C’è chi dice che se la sai a memoria ma non sai chi l’ha scritta, allora è musica folk…
Esatto. In questo senso sono molto fiero di questa composizione, mi auguro che nell’ultimo disco ce ne siano altre che abbiano la stessa sorte.
A febbraio ripartirà il tuo tour nei teatri, ce ne parli?
Si tratta di un percorso coraggioso: invito i miei ascoltatori, che spesso nelle piazze fanno rumore e grande festa, a entrare nei teatri, dove si sacrifica un po’ l’atmosfera di trasporto diretto, ma c’è la possibilità di trasmettere dei messaggi. Il teatro per me è il posto ideale per la musica, perché c’è l’ascolto attento, vorrei dire severo, di chi sta seduto su una comoda poltrona e ha di fronte degli strumenti acustici. È una scommessa che mi sento di poter vincere.
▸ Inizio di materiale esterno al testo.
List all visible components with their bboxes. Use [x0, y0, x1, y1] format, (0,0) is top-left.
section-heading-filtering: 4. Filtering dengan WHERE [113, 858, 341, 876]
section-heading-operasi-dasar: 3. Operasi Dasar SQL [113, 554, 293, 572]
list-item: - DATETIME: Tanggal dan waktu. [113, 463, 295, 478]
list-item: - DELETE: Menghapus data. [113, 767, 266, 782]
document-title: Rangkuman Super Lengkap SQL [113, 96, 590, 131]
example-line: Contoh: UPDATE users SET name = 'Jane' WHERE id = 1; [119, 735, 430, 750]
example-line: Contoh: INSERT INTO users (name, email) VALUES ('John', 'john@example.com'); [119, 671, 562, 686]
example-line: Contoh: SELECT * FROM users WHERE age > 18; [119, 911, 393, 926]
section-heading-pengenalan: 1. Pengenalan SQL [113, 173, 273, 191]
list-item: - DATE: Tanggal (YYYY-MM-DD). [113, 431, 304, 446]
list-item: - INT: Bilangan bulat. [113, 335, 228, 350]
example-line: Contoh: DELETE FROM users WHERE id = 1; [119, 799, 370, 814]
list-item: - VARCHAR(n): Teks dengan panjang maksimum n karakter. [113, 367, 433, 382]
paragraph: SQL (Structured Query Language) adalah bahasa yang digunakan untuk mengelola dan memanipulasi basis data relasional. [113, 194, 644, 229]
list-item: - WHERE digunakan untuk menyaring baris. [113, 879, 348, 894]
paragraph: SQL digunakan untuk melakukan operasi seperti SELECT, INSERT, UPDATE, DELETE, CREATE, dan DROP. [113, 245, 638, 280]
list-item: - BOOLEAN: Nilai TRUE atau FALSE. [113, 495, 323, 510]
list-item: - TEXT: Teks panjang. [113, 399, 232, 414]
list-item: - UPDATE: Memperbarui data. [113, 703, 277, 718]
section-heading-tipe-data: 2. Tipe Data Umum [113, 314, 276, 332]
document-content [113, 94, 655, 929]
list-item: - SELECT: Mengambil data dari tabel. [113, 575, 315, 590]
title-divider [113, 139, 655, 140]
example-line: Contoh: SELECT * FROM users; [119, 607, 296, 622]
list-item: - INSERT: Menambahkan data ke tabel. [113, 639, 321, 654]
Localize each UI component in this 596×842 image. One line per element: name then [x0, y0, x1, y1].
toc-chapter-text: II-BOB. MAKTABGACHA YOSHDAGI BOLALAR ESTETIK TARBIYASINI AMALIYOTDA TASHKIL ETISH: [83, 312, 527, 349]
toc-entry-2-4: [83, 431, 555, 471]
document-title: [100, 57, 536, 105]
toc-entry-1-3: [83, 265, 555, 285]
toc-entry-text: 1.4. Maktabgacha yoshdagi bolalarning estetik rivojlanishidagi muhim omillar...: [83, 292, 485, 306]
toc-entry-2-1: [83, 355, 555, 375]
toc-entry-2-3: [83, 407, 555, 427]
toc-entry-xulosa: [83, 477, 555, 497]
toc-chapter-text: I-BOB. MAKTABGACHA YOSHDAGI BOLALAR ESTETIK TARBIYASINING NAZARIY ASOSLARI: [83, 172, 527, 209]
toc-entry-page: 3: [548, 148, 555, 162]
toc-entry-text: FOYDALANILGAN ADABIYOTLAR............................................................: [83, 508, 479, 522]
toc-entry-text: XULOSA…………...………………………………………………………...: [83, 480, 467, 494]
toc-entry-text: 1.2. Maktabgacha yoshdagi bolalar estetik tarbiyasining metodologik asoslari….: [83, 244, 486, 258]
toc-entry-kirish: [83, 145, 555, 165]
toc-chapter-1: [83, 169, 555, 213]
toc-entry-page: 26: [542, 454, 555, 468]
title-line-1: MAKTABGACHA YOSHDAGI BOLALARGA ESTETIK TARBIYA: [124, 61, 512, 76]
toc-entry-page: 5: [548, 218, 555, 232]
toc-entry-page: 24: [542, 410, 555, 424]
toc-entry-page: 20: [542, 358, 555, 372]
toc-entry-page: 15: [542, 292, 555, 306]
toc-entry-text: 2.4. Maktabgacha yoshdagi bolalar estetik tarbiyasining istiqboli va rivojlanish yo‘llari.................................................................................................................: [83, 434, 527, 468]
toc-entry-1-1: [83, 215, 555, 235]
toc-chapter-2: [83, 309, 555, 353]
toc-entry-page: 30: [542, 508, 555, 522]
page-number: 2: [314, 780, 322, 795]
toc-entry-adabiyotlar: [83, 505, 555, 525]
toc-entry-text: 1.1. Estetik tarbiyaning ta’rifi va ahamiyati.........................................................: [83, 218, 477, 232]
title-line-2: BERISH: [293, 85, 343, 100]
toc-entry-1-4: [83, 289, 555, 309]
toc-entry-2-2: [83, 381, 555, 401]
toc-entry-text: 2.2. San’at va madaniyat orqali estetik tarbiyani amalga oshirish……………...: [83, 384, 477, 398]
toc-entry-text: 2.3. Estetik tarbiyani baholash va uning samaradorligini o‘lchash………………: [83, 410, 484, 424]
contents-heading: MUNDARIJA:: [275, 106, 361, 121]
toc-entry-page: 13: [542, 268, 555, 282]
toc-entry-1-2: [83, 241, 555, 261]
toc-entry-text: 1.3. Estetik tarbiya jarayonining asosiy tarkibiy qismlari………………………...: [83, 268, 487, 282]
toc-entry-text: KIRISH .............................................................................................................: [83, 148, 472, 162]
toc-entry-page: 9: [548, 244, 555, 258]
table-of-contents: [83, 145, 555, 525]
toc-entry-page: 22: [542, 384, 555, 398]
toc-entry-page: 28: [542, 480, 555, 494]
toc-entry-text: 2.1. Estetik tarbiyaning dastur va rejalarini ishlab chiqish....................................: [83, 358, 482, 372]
Poi il mio pubblico alla fine si scatena comunque, perché ai miei concerti c’è una reazione corporea molto forte.
Quale formazione ti accompagna in questa avventura?
Ci sono ‘Mujura’ ed Ezio Lambiase, che ho citato prima, c’è Sonia Totaro, corista ma soprattutto ballerina di taranta, la più forte che abbia conosciuto. C’è una percussionista, Francesca Del Duca, che è napoletana però ha vissuto molto in America e in Australia, quindi ha una forte esperienza di sintesi di sonorità diverse; poi c’è Mohammed El Alaoui, in rappresentanza della nuova legione araba.
So che recentemente hai partecipato anche a un singolo, “Domani”, con i tuoi fratelli Edoardo e Giorgio: com’è nato il progetto?
È stata un’iniziativa di un nostro comune amico, Gino Magurno, autore della canzone, il quale ci ha proposto di cantare un pezzo insieme e noi, con molta leggerezza, lo abbiamo fatto. È stata una bella rimpatriata, perché noi tre siamo partiti da bambini assieme, abbiamo pochi anni di distanza l’uno dall’altro. Quindi ci siamo ritrovati in questa avventura quasi come fosse un gioco.